COLUMBUS, Ohio (WDTN) – Ohio Secretary of State Frank LaRose says this weekend’s early voting totals will likely break more records for turnout.
Some photos circulating online show long lines in Ohio and lengthy waits to cast a ballot. But Secretary LaRose says the likely record turnout will show Ohio’s voting process is easy and secure. “What we’re seeing anecdotally is record-breaking participation.”
It was a busy weekend throughout the state as thousands of people took advantage of the first Saturday and Sunday of the early voting period. Secretary LaRose says, “I want to see us have the highest turnout at an election we’ve ever had, of course this is the most complex election we’ve ever had because of the health and safety protocols we’ve had to put in place.”
Some of the protocol is complicating the process. In Montgomery County and others, there are fewer voting machines so voters can spread out more.
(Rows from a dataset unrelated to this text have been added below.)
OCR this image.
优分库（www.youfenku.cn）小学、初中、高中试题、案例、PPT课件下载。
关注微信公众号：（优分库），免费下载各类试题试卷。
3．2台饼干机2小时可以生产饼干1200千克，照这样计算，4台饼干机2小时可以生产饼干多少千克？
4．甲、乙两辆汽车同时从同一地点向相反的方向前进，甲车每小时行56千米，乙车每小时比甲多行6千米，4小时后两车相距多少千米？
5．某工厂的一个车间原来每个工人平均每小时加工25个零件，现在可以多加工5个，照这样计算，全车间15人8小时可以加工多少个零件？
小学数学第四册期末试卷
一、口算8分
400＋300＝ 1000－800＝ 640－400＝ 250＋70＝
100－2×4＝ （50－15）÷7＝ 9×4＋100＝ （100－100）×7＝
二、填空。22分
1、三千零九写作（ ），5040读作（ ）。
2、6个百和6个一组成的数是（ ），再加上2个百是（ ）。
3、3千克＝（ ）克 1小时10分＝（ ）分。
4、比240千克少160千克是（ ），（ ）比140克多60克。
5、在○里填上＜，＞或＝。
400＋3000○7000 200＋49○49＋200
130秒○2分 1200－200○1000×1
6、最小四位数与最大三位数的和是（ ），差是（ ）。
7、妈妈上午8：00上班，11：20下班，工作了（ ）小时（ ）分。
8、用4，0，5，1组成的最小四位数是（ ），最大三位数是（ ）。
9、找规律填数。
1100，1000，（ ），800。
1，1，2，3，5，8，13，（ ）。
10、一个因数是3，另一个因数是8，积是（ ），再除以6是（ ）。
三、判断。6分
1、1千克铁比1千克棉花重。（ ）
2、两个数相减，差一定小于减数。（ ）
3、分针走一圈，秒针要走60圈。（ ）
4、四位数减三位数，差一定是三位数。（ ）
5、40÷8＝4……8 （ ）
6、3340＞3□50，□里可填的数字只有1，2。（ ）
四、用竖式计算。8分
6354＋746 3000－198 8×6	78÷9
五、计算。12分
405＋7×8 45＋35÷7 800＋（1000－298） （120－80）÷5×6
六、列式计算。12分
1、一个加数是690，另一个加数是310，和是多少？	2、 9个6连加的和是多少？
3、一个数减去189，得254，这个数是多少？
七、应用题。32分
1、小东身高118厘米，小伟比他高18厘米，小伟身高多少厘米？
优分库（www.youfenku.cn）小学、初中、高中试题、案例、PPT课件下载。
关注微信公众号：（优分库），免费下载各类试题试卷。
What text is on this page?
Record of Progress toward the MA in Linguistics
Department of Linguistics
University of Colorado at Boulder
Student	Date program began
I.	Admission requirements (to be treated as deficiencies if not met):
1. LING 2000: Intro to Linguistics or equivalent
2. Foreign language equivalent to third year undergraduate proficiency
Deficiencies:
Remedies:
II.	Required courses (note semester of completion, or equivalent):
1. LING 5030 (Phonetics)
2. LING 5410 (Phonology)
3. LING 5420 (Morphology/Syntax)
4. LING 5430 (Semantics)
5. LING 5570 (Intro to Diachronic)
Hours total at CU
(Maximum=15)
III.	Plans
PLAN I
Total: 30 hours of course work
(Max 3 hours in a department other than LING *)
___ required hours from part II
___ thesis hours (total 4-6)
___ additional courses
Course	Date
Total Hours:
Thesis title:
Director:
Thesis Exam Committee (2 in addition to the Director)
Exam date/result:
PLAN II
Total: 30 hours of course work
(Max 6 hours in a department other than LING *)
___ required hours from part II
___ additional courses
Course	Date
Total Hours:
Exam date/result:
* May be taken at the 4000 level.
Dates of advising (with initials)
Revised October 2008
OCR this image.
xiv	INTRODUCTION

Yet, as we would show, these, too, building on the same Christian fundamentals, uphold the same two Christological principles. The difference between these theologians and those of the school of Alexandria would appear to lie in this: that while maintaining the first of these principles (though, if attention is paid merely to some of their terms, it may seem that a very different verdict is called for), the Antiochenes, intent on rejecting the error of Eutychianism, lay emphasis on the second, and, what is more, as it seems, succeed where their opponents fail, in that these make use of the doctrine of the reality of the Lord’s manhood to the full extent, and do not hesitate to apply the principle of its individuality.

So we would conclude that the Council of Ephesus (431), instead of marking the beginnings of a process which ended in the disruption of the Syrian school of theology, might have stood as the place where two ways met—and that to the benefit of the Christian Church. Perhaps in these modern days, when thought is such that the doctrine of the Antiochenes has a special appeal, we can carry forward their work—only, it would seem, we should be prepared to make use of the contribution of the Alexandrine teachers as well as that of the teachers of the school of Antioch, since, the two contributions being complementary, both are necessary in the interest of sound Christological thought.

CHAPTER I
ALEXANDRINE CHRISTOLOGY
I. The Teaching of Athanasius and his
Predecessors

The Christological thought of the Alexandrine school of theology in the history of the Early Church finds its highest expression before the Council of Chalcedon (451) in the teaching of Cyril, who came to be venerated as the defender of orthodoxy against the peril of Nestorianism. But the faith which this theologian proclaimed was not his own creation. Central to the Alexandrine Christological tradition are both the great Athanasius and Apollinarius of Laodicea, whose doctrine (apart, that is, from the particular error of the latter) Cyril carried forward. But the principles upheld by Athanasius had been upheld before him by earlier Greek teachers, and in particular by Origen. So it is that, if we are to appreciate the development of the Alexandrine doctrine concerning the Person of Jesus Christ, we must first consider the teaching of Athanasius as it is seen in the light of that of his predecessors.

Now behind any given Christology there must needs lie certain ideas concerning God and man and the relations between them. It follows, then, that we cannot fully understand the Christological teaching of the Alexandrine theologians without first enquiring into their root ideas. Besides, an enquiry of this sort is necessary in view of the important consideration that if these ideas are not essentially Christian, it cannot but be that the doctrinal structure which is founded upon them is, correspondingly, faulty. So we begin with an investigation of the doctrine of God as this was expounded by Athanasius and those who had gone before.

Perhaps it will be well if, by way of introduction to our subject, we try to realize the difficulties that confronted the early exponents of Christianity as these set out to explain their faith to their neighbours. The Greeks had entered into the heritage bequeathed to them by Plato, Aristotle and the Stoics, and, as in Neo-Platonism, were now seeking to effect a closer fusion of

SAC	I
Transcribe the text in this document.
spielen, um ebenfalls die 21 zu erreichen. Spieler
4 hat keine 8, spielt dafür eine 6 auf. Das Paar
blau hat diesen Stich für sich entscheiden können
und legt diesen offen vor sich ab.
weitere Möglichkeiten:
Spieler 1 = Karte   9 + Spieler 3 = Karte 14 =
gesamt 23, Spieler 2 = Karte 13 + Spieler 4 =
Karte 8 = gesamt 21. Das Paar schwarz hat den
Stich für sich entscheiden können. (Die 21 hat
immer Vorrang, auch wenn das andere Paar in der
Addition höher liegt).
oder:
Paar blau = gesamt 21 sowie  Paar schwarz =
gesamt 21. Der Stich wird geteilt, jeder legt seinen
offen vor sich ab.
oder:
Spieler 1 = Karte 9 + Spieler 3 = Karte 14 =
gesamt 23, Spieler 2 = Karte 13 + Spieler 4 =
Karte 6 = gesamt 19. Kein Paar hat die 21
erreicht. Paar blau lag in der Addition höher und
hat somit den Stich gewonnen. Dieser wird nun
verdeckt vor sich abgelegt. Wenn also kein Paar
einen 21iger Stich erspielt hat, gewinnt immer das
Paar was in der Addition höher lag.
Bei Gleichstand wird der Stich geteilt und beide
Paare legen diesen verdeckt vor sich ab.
That’s leading to long lines in some areas.
While the boards insist the lines are moving quickly, social media posts allude to a difficult process.
Secretary LaRose says, “Anybody that says it’s hard to vote in Ohio is simply not telling the truth. It’s easy to vote in Ohio, it’s demonstrably easier to vote in Ohio than almost any other state in the nation, and it’s something that we’re proud of and Ohioans are taking advantage of that.”
Dayton Mayor Nan Whaley was especially critical, telling LaRose on twitter the long lines are a form of voter suppression. In a back-and-forth, Whaley criticized LaRose for his lawsuit to limit the number of ballot drop boxes in each county, and called for more early voting sites.
LaRose says he agrees with the last part, but adds it’s not up to him. “What we ought to do is work together to do things like adding more early voting locations per county. That’s set in law. That’s not a decision that I make. But I’ve long been an advocate for that change. There’s bipartisan support in the legislature.”
Secretary LaRose says early voting remains at about three times what it was at this time in 2016. The Secretary of State’s office is collecting last week’s data from the 88 Boards of Elections and will release the newest voting totals tomorrow.